# Hosting a Unity 6 Project on GitHubPrerequisites
- Install Git on your computer (download from [https://git-scm.com/downloads](https://git-scm.com/downloads)).
- Create a GitHub account if you don't have one [(https://github.com)](https://github.com).
- For easier management, optionally install GitHub Desktop [(https://desktop.github.com)](https://desktop.github.com) or another Git client like Sourcetree.
- Unity 6 uses the same version control best practices as recent versions: ensure Visible Meta Files and Force Text serialization for better merging (these are usually default in new projects).
# For a New Unity 6 Project
1. Create the project in Unity Hub:
- Open Unity Hub, click "New Project".
- Choose Unity 6 template/version, name your project, and select a local folder (e.g., C:\MyUnityProjects\MyGame or ~/MyUnityProjects/MyGame).
2. Configure Unity Editor settings (recommended for Git compatibility):
- Open the project in Unity Editor.
- Go to Edit > Project Settings > Editor.
- Under Version Control: Set Mode to Visible Meta Files.
- Under Asset Serialization: Set Mode to Force Text.
- Save the project (File > Save Project).
3. Create a GitHub repository:
- Go to [https://github.com/new](https://github.com/new).
- Name your repo (e.g., MyGame).
- Set it to Public or Private.
- Important: Check "Add a .gitignore template" and select Unity.

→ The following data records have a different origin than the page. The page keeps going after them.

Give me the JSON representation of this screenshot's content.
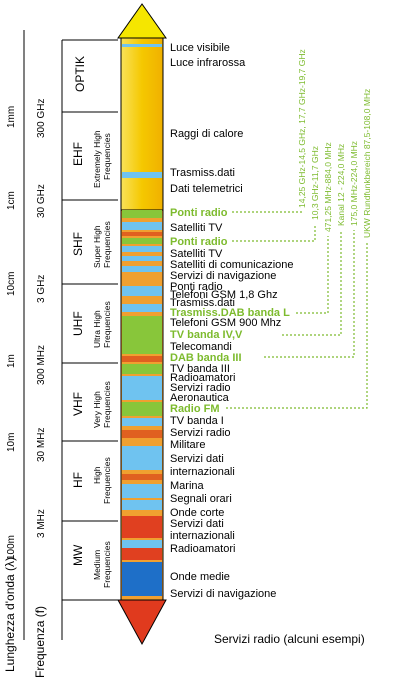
{
  "axes": {
    "wavelength_title": "Lunghezza d'onda (λ)",
    "frequency_title": "Frequenza (f)",
    "wavelength_ticks": [
      "1mm",
      "1cm",
      "10cm",
      "1m",
      "10m",
      "100m"
    ],
    "frequency_ticks": [
      "300 GHz",
      "30 GHz",
      "3 GHz",
      "300 MHz",
      "30 MHz",
      "3 MHz"
    ]
  },
  "bands": [
    {
      "name": "OPTIK",
      "desc1": "",
      "desc2": ""
    },
    {
      "name": "EHF",
      "desc1": "Extremely High",
      "desc2": "Frequencies"
    },
    {
      "name": "SHF",
      "desc1": "Super High",
      "desc2": "Frequencies"
    },
    {
      "name": "UHF",
      "desc1": "Ultra High",
      "desc2": "Frequencies"
    },
    {
      "name": "VHF",
      "desc1": "Very High",
      "desc2": "Frequencies"
    },
    {
      "name": "HF",
      "desc1": "High",
      "desc2": "Frequencies"
    },
    {
      "name": "MW",
      "desc1": "Medium",
      "desc2": "Frequencies"
    }
  ],
  "services": [
    {
      "text": "Luce visibile",
      "highlight": false
    },
    {
      "text": "Luce infrarossa",
      "highlight": false
    },
    {
      "text": "Raggi di calore",
      "highlight": false
    },
    {
      "text": "Trasmiss.dati",
      "highlight": false
    },
    {
      "text": "Dati telemetrici",
      "highlight": false
    },
    {
      "text": "Ponti radio",
      "highlight": true
    },
    {
      "text": "Satelliti TV",
      "highlight": false
    },
    {
      "text": "Ponti radio",
      "highlight": true
    },
    {
      "text": "Satelliti TV",
      "highlight": false
    },
    {
      "text": "Satelliti di comunicazione",
      "highlight": false
    },
    {
      "text": "Servizi di navigazione",
      "highlight": false
    },
    {
      "text": "Ponti radio",
      "highlight": false
    },
    {
      "text": "Telefoni GSM 1,8 Ghz",
      "highlight": false
    },
    {
      "text": "Trasmiss.dati",
      "highlight": false
    },
    {
      "text": "Trasmiss.DAB banda L",
      "highlight": true
    },
    {
      "text": "Telefoni GSM 900 Mhz",
      "highlight": false
    },
    {
      "text": "TV banda IV,V",
      "highlight": true
    },
    {
      "text": "Telecomandi",
      "highlight": false
    },
    {
      "text": "DAB banda III",
      "highlight": true
    },
    {
      "text": "TV banda III",
      "highlight": false
    },
    {
      "text": "Radioamatori",
      "highlight": false
    },
    {
      "text": "Servizi radio",
      "highlight": false
    },
    {
      "text": "Aeronautica",
      "highlight": false
    },
    {
      "text": "Radio FM",
      "highlight": true
    },
    {
      "text": "TV banda I",
      "highlight": false
    },
    {
      "text": "Servizi radio",
      "highlight": false
    },
    {
      "text": "Militare",
      "highlight": false
    },
    {
      "text": "Servizi dati",
      "highlight": false
    },
    {
      "text": "internazionali",
      "highlight": false
    },
    {
      "text": "Marina",
      "highlight": false
    },
    {
      "text": "Segnali orari",
      "highlight": false
    },
    {
      "text": "Onde corte",
      "highlight": false
    },
    {
      "text": "Servizi dati",
      "highlight": false
    },
    {
      "text": "internazionali",
      "highlight": false
    },
    {
      "text": "Radioamatori",
      "highlight": false
    },
    {
      "text": "Onde medie",
      "highlight": false
    },
    {
      "text": "Servizi di navigazione",
      "highlight": false
    }
  ],
  "frequency_notes": [
    "14,25 GHz-14,5 GHz, 17,7 GHz-19,7 GHz",
    "10,3 GHz-11,7 GHz",
    "471,25 MHz-884,0 MHz",
    "Kanal 12 - 224,0 MHz",
    "175,0 MHz-224,0 MHz",
    "UKW Rundfunkbereich 87,5-108,0 MHz"
  ],
  "footer": "Servizi radio (alcuni esempi)",
  "colors": {
    "highlight_green": "#7dbb2e",
    "band_yellow": "#f7cf0a",
    "band_orange": "#f0a030",
    "band_blue": "#6fc3f0",
    "band_green": "#88c63a",
    "band_red": "#e03a1e"
  }
}
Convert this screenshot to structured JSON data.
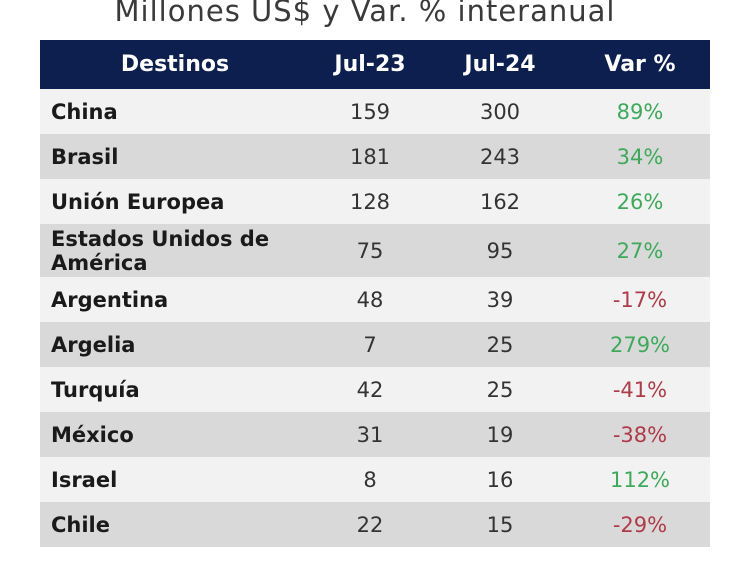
{
  "chart_data": {
    "type": "table",
    "title": "Millones US$ y Var. % interanual",
    "columns": [
      "Destinos",
      "Jul-23",
      "Jul-24",
      "Var %"
    ],
    "rows": [
      {
        "destino": "China",
        "jul23": "159",
        "jul24": "300",
        "var": "89%"
      },
      {
        "destino": "Brasil",
        "jul23": "181",
        "jul24": "243",
        "var": "34%"
      },
      {
        "destino": "Unión Europea",
        "jul23": "128",
        "jul24": "162",
        "var": "26%"
      },
      {
        "destino": "Estados Unidos de América",
        "jul23": "75",
        "jul24": "95",
        "var": "27%"
      },
      {
        "destino": "Argentina",
        "jul23": "48",
        "jul24": "39",
        "var": "-17%"
      },
      {
        "destino": "Argelia",
        "jul23": "7",
        "jul24": "25",
        "var": "279%"
      },
      {
        "destino": "Turquía",
        "jul23": "42",
        "jul24": "25",
        "var": "-41%"
      },
      {
        "destino": "México",
        "jul23": "31",
        "jul24": "19",
        "var": "-38%"
      },
      {
        "destino": "Israel",
        "jul23": "8",
        "jul24": "16",
        "var": "112%"
      },
      {
        "destino": "Chile",
        "jul23": "22",
        "jul24": "15",
        "var": "-29%"
      }
    ]
  },
  "colors": {
    "header_bg": "#0c1f4f",
    "header_text": "#ffffff",
    "row_light": "#f2f2f2",
    "row_dark": "#d9d9d9",
    "positive": "#3daa5a",
    "negative": "#b03a48"
  }
}
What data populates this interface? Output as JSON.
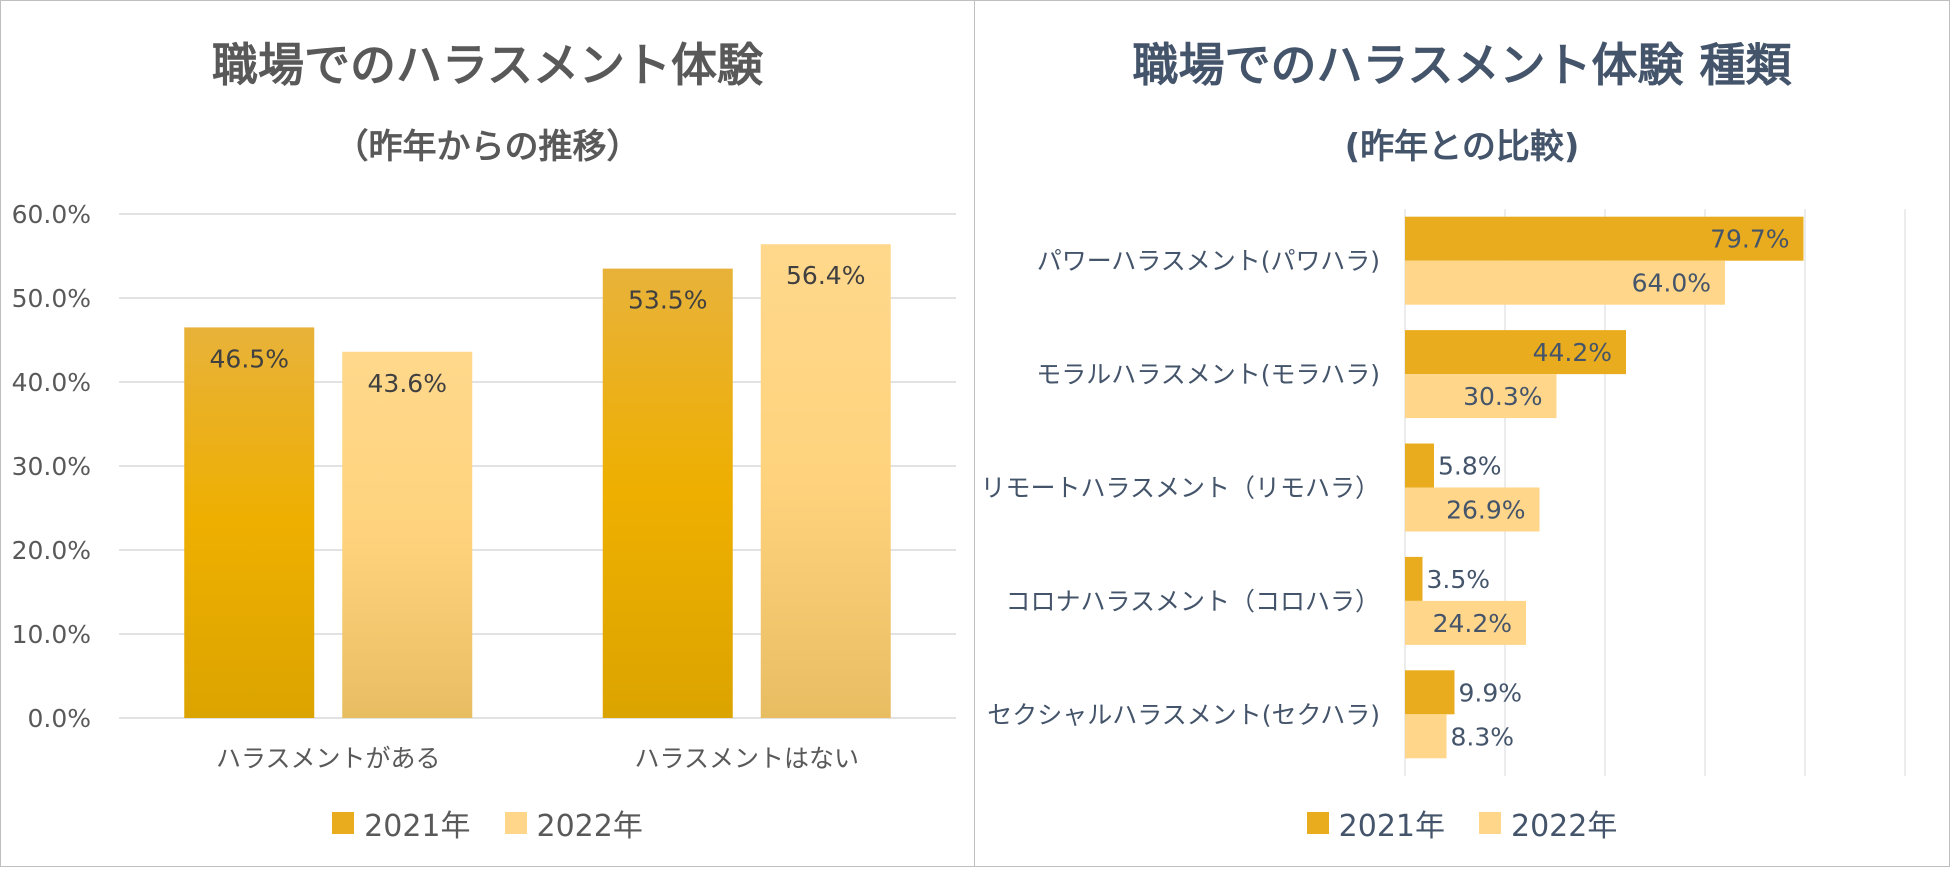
{
  "colors": {
    "series_2021": "#e9ac1e",
    "series_2022": "#ffd68a",
    "title_left": "#595959",
    "title_right": "#44546a",
    "gridline": "#d9d9d9"
  },
  "left_chart": {
    "title": "職場でのハラスメント体験",
    "subtitle": "（昨年からの推移）",
    "legend": [
      "2021年",
      "2022年"
    ]
  },
  "right_chart": {
    "title": "職場でのハラスメント体験 種類",
    "subtitle": "(昨年との比較)",
    "legend": [
      "2021年",
      "2022年"
    ]
  },
  "chart_data": [
    {
      "type": "bar",
      "title": "職場でのハラスメント体験",
      "subtitle": "（昨年からの推移）",
      "categories": [
        "ハラスメントがある",
        "ハラスメントはない"
      ],
      "series": [
        {
          "name": "2021年",
          "values": [
            46.5,
            53.5
          ],
          "labels": [
            "46.5%",
            "53.5%"
          ]
        },
        {
          "name": "2022年",
          "values": [
            43.6,
            56.4
          ],
          "labels": [
            "43.6%",
            "56.4%"
          ]
        }
      ],
      "ylim": [
        0,
        60
      ],
      "yticks": [
        "0.0%",
        "10.0%",
        "20.0%",
        "30.0%",
        "40.0%",
        "50.0%",
        "60.0%"
      ],
      "grid": true,
      "legend_position": "bottom"
    },
    {
      "type": "bar",
      "orientation": "horizontal",
      "title": "職場でのハラスメント体験 種類",
      "subtitle": "(昨年との比較)",
      "categories": [
        "パワーハラスメント(パワハラ)",
        "モラルハラスメント(モラハラ)",
        "リモートハラスメント（リモハラ）",
        "コロナハラスメント（コロハラ）",
        "セクシャルハラスメント(セクハラ)"
      ],
      "series": [
        {
          "name": "2021年",
          "values": [
            79.7,
            44.2,
            5.8,
            3.5,
            9.9
          ],
          "labels": [
            "79.7%",
            "44.2%",
            "5.8%",
            "3.5%",
            "9.9%"
          ]
        },
        {
          "name": "2022年",
          "values": [
            64.0,
            30.3,
            26.9,
            24.2,
            8.3
          ],
          "labels": [
            "64.0%",
            "30.3%",
            "26.9%",
            "24.2%",
            "8.3%"
          ]
        }
      ],
      "xlim": [
        0,
        100
      ],
      "grid": true,
      "legend_position": "bottom"
    }
  ]
}
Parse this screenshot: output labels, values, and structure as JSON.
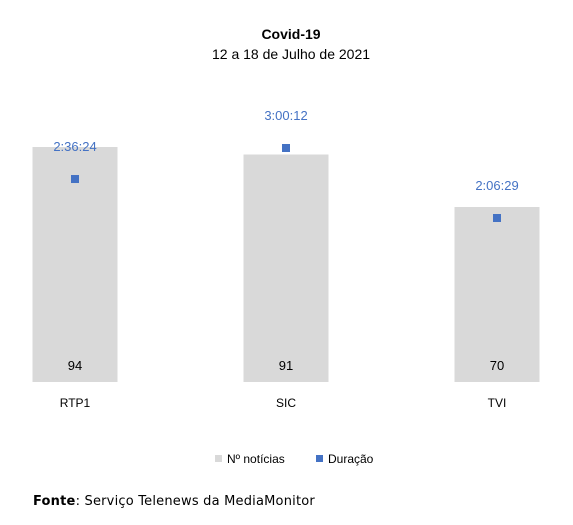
{
  "chart_data": {
    "type": "bar",
    "title": "Covid-19",
    "subtitle": "12 a 18 de Julho de 2021",
    "categories": [
      "RTP1",
      "SIC",
      "TVI"
    ],
    "series": [
      {
        "name": "Nº notícias",
        "kind": "bar",
        "color": "#d9d9d9",
        "values": [
          94,
          91,
          70
        ],
        "labels": [
          "94",
          "91",
          "70"
        ]
      },
      {
        "name": "Duração",
        "kind": "marker",
        "color": "#4472c4",
        "values_seconds": [
          9384,
          10812,
          7589
        ],
        "labels": [
          "2:36:24",
          "3:00:12",
          "2:06:29"
        ]
      }
    ],
    "legend_position": "bottom",
    "grid": false
  },
  "source": {
    "label": "Fonte",
    "text": ": Serviço Telenews da MediaMonitor"
  }
}
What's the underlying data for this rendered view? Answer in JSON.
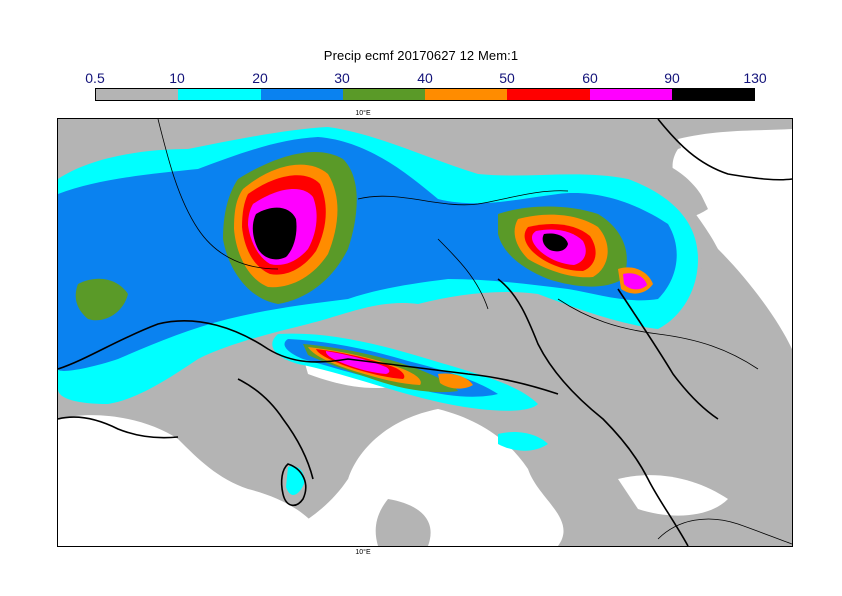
{
  "title": "Precip ecmf 20170627 12 Mem:1",
  "legend": {
    "labels": [
      "0.5",
      "10",
      "20",
      "30",
      "40",
      "50",
      "60",
      "90",
      "130"
    ],
    "colors": [
      "#b4b4b4",
      "#00ffff",
      "#0a82f0",
      "#5a9a28",
      "#ff8c00",
      "#ff0000",
      "#ff00ff",
      "#000000"
    ]
  },
  "map": {
    "lon_label_top": "10°E",
    "lon_label_bottom": "10°E",
    "land_color": "#ffffff",
    "coastline_color": "#000000"
  }
}
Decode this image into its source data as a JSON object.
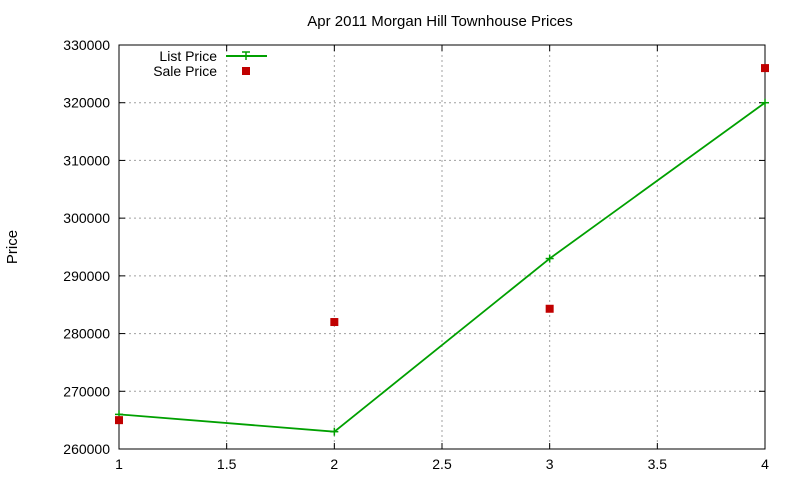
{
  "chart_data": {
    "type": "line",
    "title": "Apr 2011 Morgan Hill Townhouse Prices",
    "xlabel": "",
    "ylabel": "Price",
    "xlim": [
      1,
      4
    ],
    "ylim": [
      260000,
      330000
    ],
    "x_ticks": [
      1,
      1.5,
      2,
      2.5,
      3,
      3.5,
      4
    ],
    "y_ticks": [
      260000,
      270000,
      280000,
      290000,
      300000,
      310000,
      320000,
      330000
    ],
    "grid": true,
    "legend_position": "top-left",
    "series": [
      {
        "name": "List Price",
        "style": "line-points",
        "marker": "plus",
        "color": "#00a000",
        "points": [
          [
            1,
            266000
          ],
          [
            2,
            263000
          ],
          [
            3,
            293000
          ],
          [
            4,
            320000
          ]
        ]
      },
      {
        "name": "Sale Price",
        "style": "points",
        "marker": "square",
        "color": "#c00000",
        "points": [
          [
            1,
            265000
          ],
          [
            2,
            282000
          ],
          [
            3,
            284300
          ],
          [
            4,
            326000
          ]
        ]
      }
    ]
  }
}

- Optionally add a README.
- Click "Create repository".
4. Initialize Git locally and connect to GitHub:
- Open a terminal/command prompt.
- Navigate to your project folder:
bash
```bash
cd path/to/MyGame
```
- Initialize Git:
bash
```bash
git init
```
- Add files:
bash
```bash
git add .
```
- Commit:
bash
```bash
git commit -m "Initial commit"
```
- Link to remote:
bash
```bash
git remote add origin https://github.com/yourusername/MyGame.git
```
(replace with your repo URL).
- Push:
bash
```bash
git push -u origin main
```
(or master if that's your default branch).
Alternative using GitHub Desktop:
- Open GitHub Desktop > File > Add Local Repository > Select your project folder.
- It will detect changes; commit and push to your new repo.
5. Workflow for local editing and syncing:
- Edit in Unity (save scenes/project often).
- In terminal/Git client:
bash
```bash
git add .
git commit -m "Description"
git push
```
- To get latest changes:
bash
```bash
git pull
```
# For an Existing Unity Project
1. Backup your project first (copy the folder elsewhere).
2. Configure Unity settings (if not already done):
- Open the project.
- Edit > Project Settings > Editor.
- Version Control: Visible Meta Files.
- Asset Serialization: Force Text.
- Save project and close Unity (to regenerate any files cleanly).
3. Add .gitignore:
- Download the standard Unity .gitignore from: [https://github.com/github/gitignore/blob/main/Unity.gitignore](https://github.com/github/gitignore/blob/main/Unity.gitignore) (click "Raw" and copy contents).
- Create a file named .gitignore in your project root folder.
- Paste the contents and save.
- This ignores large/temporary folders like Library/, Temp/, Obj/, Builds/.
4. Create GitHub repository:
- Same as above: [https://github.com/new](https://github.com/new), select Unity .gitignore template.
5. Initialize and push:
- Open terminal in project root.
- bash
```bash
git init
```
- bash
```bash
git add .
```
(this adds all non-ignored files; Library/ etc. will be skipped).
- bash
```bash
git commit -m "Initial commit of existing project"
```
- bash
```bash
git remote add origin https://github.com/yourusername/YourRepo.git
```
- bash
```bash
git push -u origin main
```
If Library/ or ignored folders were already present and tracked somehow: Delete them temporarily (Unity regenerates them), or use
bash
```bash
git rm -r --cached Library/
```
etc., then commit.
6. Ongoing workflow:
- Work locally in Unity.
- Commit changes regularly (focus on Assets/, ProjectSettings/, Packages/manifest.json).
- Pull before starting work:
bash
```bash
git pull
```
- Push after commits:
bash
```bash
git push
```
# Tips
- Large files: If your assets exceed 100MB, use Git LFS (install via
bash
```bash
git lfs install
```
, track extensions like
bash
```bash
git lfs track "*.psd"
```
).
- Unity regenerates Library/ on open, so never commit it.
- For collaboration: Invite others to the GitHub repo; they clone via
bash
```bash
git clone URL
```
.
- Test clone: On another folder/machine, clone the repo and open in Unity – it should work after regenerating Library/.
This setup allows seamless local editing with cloud backup on GitHub. No major changes needed specifically for Unity 6.